How Equipment Manufacturers are Assisting Food Companies Improve Their Processes and Products
In today’s ever changing food market of expanding product lines with new products, improving current products, etc., the research and development groups for food processing plants and ingredient facilities are turning to
equipment manufacturers to help develop their concepts and provide them with the equipment to carry their ideas from concept to finished product in a manner that saves time and money.
In many situations the research and development people for food processing plants are working on small batch/stove top projects in which they test out a new recipe or perhaps an existing product improvement for taste or texture. With the recipe or concept in hand they turn to the equipment manufacturing research group to see how that team can take the recipe and provide a continuous process with a desirable finished product.

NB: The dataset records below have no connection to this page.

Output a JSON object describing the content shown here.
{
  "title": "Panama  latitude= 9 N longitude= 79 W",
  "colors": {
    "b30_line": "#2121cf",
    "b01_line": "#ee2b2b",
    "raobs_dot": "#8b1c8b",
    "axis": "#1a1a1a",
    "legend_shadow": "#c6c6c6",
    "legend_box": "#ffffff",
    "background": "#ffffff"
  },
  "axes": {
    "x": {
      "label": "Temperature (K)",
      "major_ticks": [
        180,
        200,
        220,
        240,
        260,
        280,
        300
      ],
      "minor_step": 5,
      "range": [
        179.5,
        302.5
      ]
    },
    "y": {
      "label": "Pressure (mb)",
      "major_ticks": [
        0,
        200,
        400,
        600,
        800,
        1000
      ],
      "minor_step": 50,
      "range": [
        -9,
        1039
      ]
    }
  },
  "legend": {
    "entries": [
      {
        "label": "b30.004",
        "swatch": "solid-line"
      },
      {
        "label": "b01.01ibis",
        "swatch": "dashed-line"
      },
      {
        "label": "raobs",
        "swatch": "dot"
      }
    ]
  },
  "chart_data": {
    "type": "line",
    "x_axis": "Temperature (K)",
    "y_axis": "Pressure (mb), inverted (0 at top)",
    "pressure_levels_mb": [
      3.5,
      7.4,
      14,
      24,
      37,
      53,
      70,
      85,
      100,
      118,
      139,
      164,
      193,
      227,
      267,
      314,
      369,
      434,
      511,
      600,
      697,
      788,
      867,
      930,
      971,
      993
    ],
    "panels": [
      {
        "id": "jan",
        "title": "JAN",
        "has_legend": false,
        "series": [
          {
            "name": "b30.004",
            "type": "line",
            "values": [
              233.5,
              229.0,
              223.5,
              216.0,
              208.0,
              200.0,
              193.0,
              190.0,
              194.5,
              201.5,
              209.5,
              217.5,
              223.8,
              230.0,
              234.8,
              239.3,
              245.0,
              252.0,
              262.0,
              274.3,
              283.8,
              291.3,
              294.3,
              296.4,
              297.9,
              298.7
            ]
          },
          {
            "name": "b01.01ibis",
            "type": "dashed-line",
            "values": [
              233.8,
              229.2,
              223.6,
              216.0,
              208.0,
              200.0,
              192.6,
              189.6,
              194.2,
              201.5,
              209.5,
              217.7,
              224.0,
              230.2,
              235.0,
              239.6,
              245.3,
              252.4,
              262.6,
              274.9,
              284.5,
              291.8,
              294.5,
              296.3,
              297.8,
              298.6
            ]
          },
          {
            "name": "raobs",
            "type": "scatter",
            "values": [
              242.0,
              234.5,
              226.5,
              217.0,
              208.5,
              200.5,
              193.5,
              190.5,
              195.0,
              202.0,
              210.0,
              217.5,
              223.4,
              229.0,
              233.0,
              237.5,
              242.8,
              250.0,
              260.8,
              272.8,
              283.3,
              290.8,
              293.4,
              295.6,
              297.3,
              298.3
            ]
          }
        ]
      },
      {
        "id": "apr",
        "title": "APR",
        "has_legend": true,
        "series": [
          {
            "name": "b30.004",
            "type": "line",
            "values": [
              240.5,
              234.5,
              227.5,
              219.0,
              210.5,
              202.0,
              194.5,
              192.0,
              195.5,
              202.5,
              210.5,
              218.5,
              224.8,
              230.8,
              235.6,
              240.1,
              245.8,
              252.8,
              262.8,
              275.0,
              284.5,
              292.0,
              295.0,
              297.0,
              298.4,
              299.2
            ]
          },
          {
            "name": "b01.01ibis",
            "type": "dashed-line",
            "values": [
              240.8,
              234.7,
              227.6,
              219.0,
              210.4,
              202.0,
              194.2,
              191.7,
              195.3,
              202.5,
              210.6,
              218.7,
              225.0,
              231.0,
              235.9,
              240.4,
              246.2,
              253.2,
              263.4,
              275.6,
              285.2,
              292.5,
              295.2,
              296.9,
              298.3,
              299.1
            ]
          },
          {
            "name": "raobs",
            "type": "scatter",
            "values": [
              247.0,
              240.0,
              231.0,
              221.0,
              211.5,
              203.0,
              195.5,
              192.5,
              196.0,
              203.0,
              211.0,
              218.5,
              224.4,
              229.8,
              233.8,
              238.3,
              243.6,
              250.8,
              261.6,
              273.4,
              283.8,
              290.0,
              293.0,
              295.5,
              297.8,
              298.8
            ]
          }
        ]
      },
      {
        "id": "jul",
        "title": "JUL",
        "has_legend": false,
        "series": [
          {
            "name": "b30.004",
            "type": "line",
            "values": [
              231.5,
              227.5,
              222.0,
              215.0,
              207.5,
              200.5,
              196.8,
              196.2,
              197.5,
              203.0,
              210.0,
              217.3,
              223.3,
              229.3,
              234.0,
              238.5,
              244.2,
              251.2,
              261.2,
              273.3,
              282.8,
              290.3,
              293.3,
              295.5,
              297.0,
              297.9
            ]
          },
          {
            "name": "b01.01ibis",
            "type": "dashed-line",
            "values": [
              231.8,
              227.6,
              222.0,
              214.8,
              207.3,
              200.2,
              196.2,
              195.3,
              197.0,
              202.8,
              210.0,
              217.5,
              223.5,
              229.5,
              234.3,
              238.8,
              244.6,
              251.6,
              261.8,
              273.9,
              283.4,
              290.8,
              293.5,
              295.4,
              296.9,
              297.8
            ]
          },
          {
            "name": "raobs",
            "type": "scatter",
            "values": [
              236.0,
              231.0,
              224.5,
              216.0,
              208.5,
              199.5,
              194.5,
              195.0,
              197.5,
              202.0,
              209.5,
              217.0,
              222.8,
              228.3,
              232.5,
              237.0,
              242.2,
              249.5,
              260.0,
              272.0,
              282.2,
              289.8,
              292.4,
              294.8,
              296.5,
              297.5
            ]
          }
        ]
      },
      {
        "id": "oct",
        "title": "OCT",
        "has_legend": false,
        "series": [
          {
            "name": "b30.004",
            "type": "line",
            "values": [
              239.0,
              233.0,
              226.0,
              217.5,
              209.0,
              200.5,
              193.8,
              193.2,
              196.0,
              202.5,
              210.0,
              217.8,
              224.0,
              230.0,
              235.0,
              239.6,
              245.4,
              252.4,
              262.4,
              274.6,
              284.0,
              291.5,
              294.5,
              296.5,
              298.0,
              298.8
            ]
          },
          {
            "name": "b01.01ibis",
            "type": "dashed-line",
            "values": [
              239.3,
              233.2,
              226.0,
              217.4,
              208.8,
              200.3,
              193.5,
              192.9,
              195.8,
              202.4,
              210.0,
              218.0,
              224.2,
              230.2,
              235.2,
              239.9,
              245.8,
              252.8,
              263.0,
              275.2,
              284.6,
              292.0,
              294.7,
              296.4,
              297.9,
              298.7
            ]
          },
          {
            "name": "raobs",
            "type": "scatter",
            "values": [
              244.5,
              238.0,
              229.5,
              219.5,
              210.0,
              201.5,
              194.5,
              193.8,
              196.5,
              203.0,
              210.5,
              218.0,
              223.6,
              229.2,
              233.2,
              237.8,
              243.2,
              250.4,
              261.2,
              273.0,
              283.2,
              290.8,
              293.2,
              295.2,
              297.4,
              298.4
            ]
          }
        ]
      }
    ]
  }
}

The task set before the equipment manufacturing research and development group is to take the recipe and review with the food processing group the key elements they need to see or taste in the finished product. The
product texture, look and taste are very important when it comes to selecting equipment for a food processing group. Does the customer expect a specific flavor or note that might need to be added to enhance the taste of a product? Does the product need to have a silky mouth feel or perhaps a grainy look when the product has set up? Is the product sensitive to high heat, or are there any issues with particulates? All of those questions need to be addressed before the equipment manufacturer can provide the proper equipment, and in many cases the equipment research group needs to actually make the customer’s product and demonstrate to the food processing company that color, taste and texture will meet the expectations of the customer.
Equipment manufacturing research groups generally will work from a base sample of the customer’s final product, plus the initial recipe. They will take that recipe and process the product, making necessary changes for color shifts, moisture retention, etc., and begin the process of selecting the appropriate equipment that will give the customer the desired finished product while providing improvements in time savings, energy savings, and increased levels of production. Potentially any and all of those things are important to the customer. If the product requires heating, the equipment research group will process the product using indirect and direct contact heat methods to determine the most efficient method that brings the product to temperature quickly, while retaining all the essential elements of that product (taste, texture, color, etc.). The same holds true for cooling a product. The equipment supplier should be looking at ways to cool a product while still retaining the desired finished look of the base sample.
The end result is that the equipment manufacturing research group takes the customers recipe and runs various trials using different equipment to determine what process will give the customer an acceptable finished product that adheres to texture, taste, and color if required, while providing a continuous operation at a reasonable cost for equipment. At the conclusion of testing the equipment manufacturer should provide research reports noting changes, if any, to the recipe that were required to meet the objectives of continuous operation, include any sensory evaluations, plate counts if required, and finished samples for customer evaluation. Most important is the equipment list necessary to take a batching operation and turn the process into a continuous operation, or the equipment needed to provide that enhanced final improvement to an existing product.
What this means for the food processing manufacturer or ingredient producer is that in an ever changing market where consumers want new flavors, new textures, different choices, etc., that they can turn to the equipment supplier and their research group to work up a formulation, modify an existing formulation and create a process that will meet the goals and expectations of the food processor for their desired product.